The government is worried about complacency with lifted restrictions – we all are. But it’s a fine balance to get right because we have to restart the economy and consider everybody’s mental health, too.
It’s such a complex situation and I’m glad I don’t have to make those decisions. They’re going to call it on the basis of science, on maths, on the figures, and I think that’s the right thing to do because we have done well and we have flattened the curve and the figures are not what they expected. But we can’t blow all that now. That said it is critical to keep people in good mental health and make sure they don’t ignore other big health issues, too.
So, life after COVID-19 – are you worried what it will be like on the other side for your young adults, with 22 per cent unemployment by the second quarter forecast?

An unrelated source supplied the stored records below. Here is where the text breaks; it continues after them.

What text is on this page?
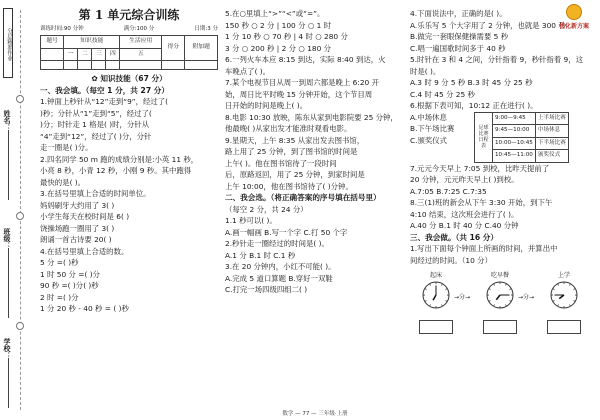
分层精准作业
姓名：
班级：
学校：
第 1 单元综合训练
训练时间:90 分钟	满分:100 分	日期:3 分
题号	知识技能				生活应用	得分	附加题
	一	二	三	四	五		

✿ 知识技能（67 分）
一、我会填。（每空 1 分，共 27 分）
1.钟面上秒针从“12”走到“9”，经过了(
)秒；分针从“1”走到“5”，经过了(
)分；时针走 1 格是( )时，分针从
“4”走到“12”，经过了( )分，分针
走一圈是( )分。
2.四名同学 50 m 跑的成绩分别是:小英 11 秒，
小亮 8 秒，小青 12 秒，小刚 9 秒。其中跑得
最快的是( )。
3.在括号里填上合适的时间单位。
妈妈刷牙大约用了 3( )
小学生每天在校时间是 6( )
饶操场跑一圈用了 3( )
朗诵一首古诗要 20( )
4.在括号里填上合适的数。
5 分 =( )秒
1 时 50 分 =( )分
90 秒 =( )分( )秒
2 时 =( )分
1 分 20 秒 - 40 秒 = ( )秒
5.在○里填上“>”“<”或“=”。
150 秒 ○ 2 分 | 100 分 ○ 1 时
1 分 10 秒 ○ 70 秒 | 4 时 ○ 280 分
3 分 ○ 200 秒 | 2 分 ○ 180 分
6.一列火车本应 8:15 到达，实际 8:40 到达，火
车晚点了( )。
7.某个电视节目从周一到周六都是晚上 6:20 开
始，周日比平时晚 15 分钟开始，这个节目周
日开始的时间是晚上( )。
8.电影 10:30 放映，陈东从家到电影院要 25 分钟，
他最晚( )从家出发才能准时观看电影。
9.星期天，上午 8:35 从家出发去图书馆，
路上用了 25 分钟，到了图书馆的时间是
上午( )。他在图书馆待了一段时间
后，原路返回，用了 25 分钟，到家时间是
上午 10:00，他在图书馆待了( )分钟。
二、我会选。（将正确答案的序号填在括号里）
（每空 2 分，共 24 分）
1.1 秒可以( )。
A.画一幅画 B.写一个字 C.打 50 个字
2.秒针走一圈经过的时间是( )。
A.1 分 B.1 时 C.1 秒
3.在 20 分钟内，小红不可能( )。
A.完成 5 道口算题 B.穿好一双鞋
C.打完一场四级四组二( )
4.下面说法中，正确的是( )。
A.乐乐写 5 个大字用了 2 分钟，也就是 300 秒
B.做完一套眼保健操需要 5 秒
C.唱一遍国歌时间多于 40 秒
5.时针在 3 和 4 之间，分针指着 9，秒针指着 9，这
时是( )。
A.3 时 9 分 5 秒 B.3 时 45 分 25 秒
C.4 时 45 分 25 秒
6.根据下表可知，10:12 正在进行( )。
A.中场休息
B.下午场比赛
C.颁奖仪式
足球比赛
日程表	9:00—9:45	上半场比赛
	9:45—10:00	中场休息
	10:00—10:45	下半场比赛
	10:45—11:00	颁奖仪式
7.元元今天早上 7:05 到校，比昨天提前了
20 分钟，元元昨天早上( )到校。
A.7:05 B.7:25 C.7:35
8.三(1)班的新会从下午 3:30 开始，到下午
4:10 结束，这次班会进行了( )。
A.40 分 B.1 时 40 分 C.40 分钟
三、我会做。（共 16 分）
1.写出下面每个钟面上所画的时间，并算出中
间经过的时间。（10 分）
起床	吃早餐	上学
→分→	→分→
优化新方案
数学 — 77 — 三年级·上册
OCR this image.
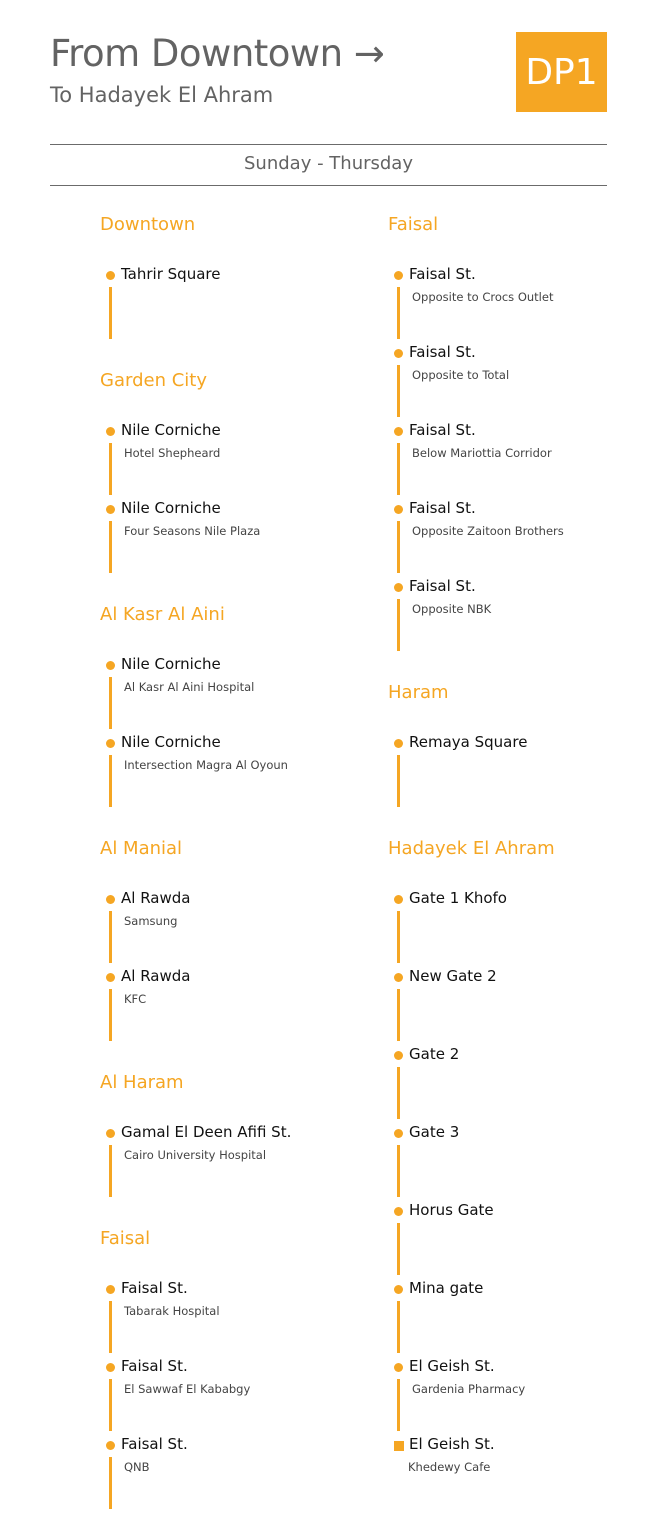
From Downtown →
To Hadayek El Ahram
DP1
Sunday - Thursday
Downtown
Tahrir Square
Garden City
Nile Corniche
Hotel Shepheard
Nile Corniche
Four Seasons Nile Plaza
Al Kasr Al Aini
Nile Corniche
Al Kasr Al Aini Hospital
Nile Corniche
Intersection Magra Al Oyoun
Al Manial
Al Rawda
Samsung
Al Rawda
KFC
Al Haram
Gamal El Deen Afifi St.
Cairo University Hospital
Faisal
Faisal St.
Tabarak Hospital
Faisal St.
El Sawwaf El Kababgy
Faisal St.
QNB
Faisal
Faisal St.
Opposite to Crocs Outlet
Faisal St.
Opposite to Total
Faisal St.
Below Mariottia Corridor
Faisal St.
Opposite Zaitoon Brothers
Faisal St.
Opposite NBK
Haram
Remaya Square
Hadayek El Ahram
Gate 1 Khofo
New Gate 2
Gate 2
Gate 3
Horus Gate
Mina gate
El Geish St.
Gardenia Pharmacy
El Geish St.
Khedewy Cafe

It’s impossible to imagine where we are going to be post COVID-19, but statistically we know that the economy looks like it’s going to be in really big trouble. But I go back to that fact that I am not a worrier. There’s no point in me worrying about whether my children will get any work, I just think we have to go with hope, because if you don’t have hope, you don’t have anything. I believe we are a great country and if we can beat this and get
it under control, we’ll all get back up on the horse again and keep going. We’ll do okay. I just think we need to be positive and believe this will pass, because it will.
What’s the first thing you’re dreaming about doing once lockdown is lifted and we’re told it’s safe to leave our homes and travel again?
We’ve already planned it – the whole family are going to Dingle, my favourite place on earth. The Dingle Skellig Hotel is where we stay and it looks out over Dingle Bay. As soon as this is over we are hitting the road.
Final words before we leave you?
I am very conscious of the fact that many people have lost loved ones and that this has been a terrible time for them. Also, for all those that are still ill and suffering. I am so grateful to our healthcare workers. One of my boys was very ill last year and was taken care of so
well. So massive thanks to the nurses, doctors, frontline healthcare workers, to all the people in the shops, and to the postwoman who comes to my door every day. I think this pandemic will make people think very differently about who we value in our society. Stay safe everyone.